The possible top end valuation of the shares held by London Oil & Gas in an oil development company (IOG) is approx £57 million. If this is achieved then it would mean that out of the £124 million loan to London Oil and Gas only £57 million was recovered.

Another loan of £32 million to a company called London Group LLP is mentioned as not having any documentation and no identified purpose. It would seem unlikely that this could be recovered. Owners of London Group LLP are Simon Hume Kendall and Elten Barker.
Simon Hume Kendall - London Group LLP
Simon Hume Kendall - London Group LLP
One positive piece of news that doesn't seem to have been reported elsewhere is that a small number of bondholders who transferred money to LCF after the FCA had restricted their activity on 10 December 2019 have had their money refunded in full as it was in limbo with the payment processor.

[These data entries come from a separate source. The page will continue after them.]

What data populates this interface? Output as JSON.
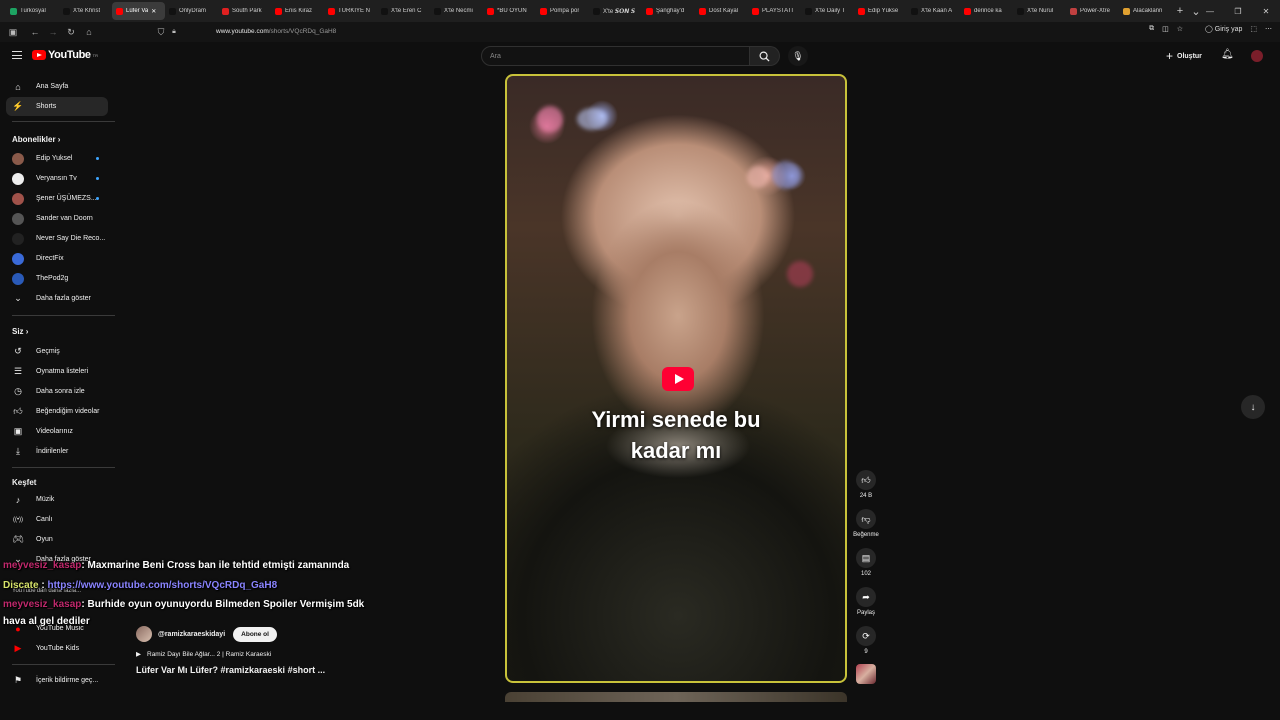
{
  "browser": {
    "tabs": [
      {
        "label": "Turkosyal",
        "color": "#1da362"
      },
      {
        "label": "X'te Khrist",
        "color": "#111111"
      },
      {
        "label": "Lüfer Va",
        "color": "#ff0000",
        "active": true
      },
      {
        "label": "OnlyDram",
        "color": "#111111"
      },
      {
        "label": "South Park",
        "color": "#e02020"
      },
      {
        "label": "Enis Kiraz",
        "color": "#ff0000"
      },
      {
        "label": "TÜRKİYE N",
        "color": "#ff0000"
      },
      {
        "label": "X'te Eren C",
        "color": "#111111"
      },
      {
        "label": "X'te Necmi",
        "color": "#111111"
      },
      {
        "label": "*BU OYUN",
        "color": "#ff0000"
      },
      {
        "label": "Pompa por",
        "color": "#ff0000"
      },
      {
        "label": "X'te 𝙎𝙊𝙉 𝙎",
        "color": "#111111"
      },
      {
        "label": "Şanghay'd",
        "color": "#ff0000"
      },
      {
        "label": "Dost Kayal",
        "color": "#ff0000"
      },
      {
        "label": "PLAYSTATI",
        "color": "#ff0000"
      },
      {
        "label": "X'te Daily T",
        "color": "#111111"
      },
      {
        "label": "Edip Yükse",
        "color": "#ff0000"
      },
      {
        "label": "X'te Kaan A",
        "color": "#111111"
      },
      {
        "label": "derince ka",
        "color": "#ff0000"
      },
      {
        "label": "X'te Nurul",
        "color": "#111111"
      },
      {
        "label": "Power-Xtre",
        "color": "#c04040"
      },
      {
        "label": "Alacaklann",
        "color": "#e0a030"
      }
    ],
    "new_tab": "+",
    "tab_menu": "⌄",
    "url_domain": "www.youtube.com",
    "url_path": "/shorts/VQcRDq_GaH8",
    "sign_in": "Giriş yap"
  },
  "header": {
    "logo_text": "YouTube",
    "logo_sup": "TR",
    "search_placeholder": "Ara",
    "create_label": "Oluştur"
  },
  "sidebar": {
    "main": [
      {
        "label": "Ana Sayfa",
        "icon": "home-icon"
      },
      {
        "label": "Shorts",
        "icon": "shorts-icon"
      }
    ],
    "subs_title": "Abonelikler",
    "subs": [
      {
        "label": "Edip Yuksel",
        "color": "#8a5a4a"
      },
      {
        "label": "Veryansın Tv",
        "color": "#eeeeee"
      },
      {
        "label": "Şener ÜŞÜMEZS...",
        "color": "#a0524a"
      },
      {
        "label": "Sander van Doorn",
        "color": "#555555"
      },
      {
        "label": "Never Say Die Reco...",
        "color": "#222222"
      },
      {
        "label": "DirectFix",
        "color": "#3a6ad8"
      },
      {
        "label": "ThePod2g",
        "color": "#2a5ab8"
      }
    ],
    "show_more": "Daha fazla göster",
    "you_title": "Siz",
    "you": [
      {
        "label": "Geçmiş",
        "icon": "history-icon"
      },
      {
        "label": "Oynatma listeleri",
        "icon": "playlist-icon"
      },
      {
        "label": "Daha sonra izle",
        "icon": "clock-icon"
      },
      {
        "label": "Beğendiğim videolar",
        "icon": "like-icon"
      },
      {
        "label": "Videolarınız",
        "icon": "video-icon"
      },
      {
        "label": "İndirilenler",
        "icon": "download-icon"
      }
    ],
    "explore_title": "Keşfet",
    "explore": [
      {
        "label": "Müzik",
        "icon": "music-icon"
      },
      {
        "label": "Canlı",
        "icon": "live-icon"
      },
      {
        "label": "Oyun",
        "icon": "gaming-icon"
      }
    ],
    "explore_more": "Daha fazla göster",
    "more_from_yt": "YouTube'dan daha fazla...",
    "yt_music": "YouTube Music",
    "yt_kids": "YouTube Kids",
    "report": "İçerik bildirme geç..."
  },
  "short": {
    "caption_line1": "Yirmi senede bu",
    "caption_line2": "kadar mı"
  },
  "actions": {
    "like_count": "24 B",
    "dislike_label": "Beğenme",
    "comment_count": "102",
    "share_label": "Paylaş",
    "remix_count": "9"
  },
  "meta": {
    "handle": "@ramizkaraeskidayi",
    "subscribe": "Abone ol",
    "music": "Ramiz Dayı Bile Ağlar... 2 | Ramiz Karaeski",
    "title": "Lüfer Var Mı Lüfer? #ramizkaraeski #short ..."
  },
  "chat": [
    {
      "user": "meyvesiz_kasap",
      "text": ": Maxmarine Beni Cross ban ile tehtid etmişti zamanında"
    },
    {
      "user": "Discate",
      "text": " : ",
      "link": "https://www.youtube.com/shorts/VQcRDq_GaH8"
    },
    {
      "user": "meyvesiz_kasap",
      "text": ": Burhide oyun oyunuyordu Bilmeden Spoiler Vermişim 5dk"
    },
    {
      "user": "",
      "text": "hava al gel dediler"
    }
  ]
}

https://smithandwilliamson.com/media/6517/lcf-progress-report-january-2020-final.pdf

Comments

  1. I really appriciate the effort you have taken to elaborate the 50 pages of report
    these people are as such mentality to appoint agent to get funds from the public
    and their intentions are always to carry on for a 2 or3 years and take what they can achive from poor people
    and put them in all stress
    please call me if younhave few minuted to talk
    Kanti tel 07505268012

    ReplyDelete
  2. J Drew you are soooooo far from the truth. SW have accrued c£23m in fees, you seem to miss the administration of LOG which has the only asset of the LCF administration that is IOG.
    The LOG administration is inexplicably linked to the LCF administration, and SW are paying themselves by the back door. There are many instances of conflicts of interest within the administration it is laughable. Also creditors only got paid 2.5% of their investment and not the 5% as promised.
    You really need to get your facts right if you are going to comments on things.

    ReplyDelete
    Replies
    1. Maybe check the date, this update was made in Jan 2020 when the dividend was promised as 5% so was correct at the time and IOG is mentioned as the asset of value so I'm not sure how you think the facts are wrong. Historic posts are left although they may be out of date as things move on and more information is uncovered. Remember S&W saying all assets were accounted for? That's not true either now.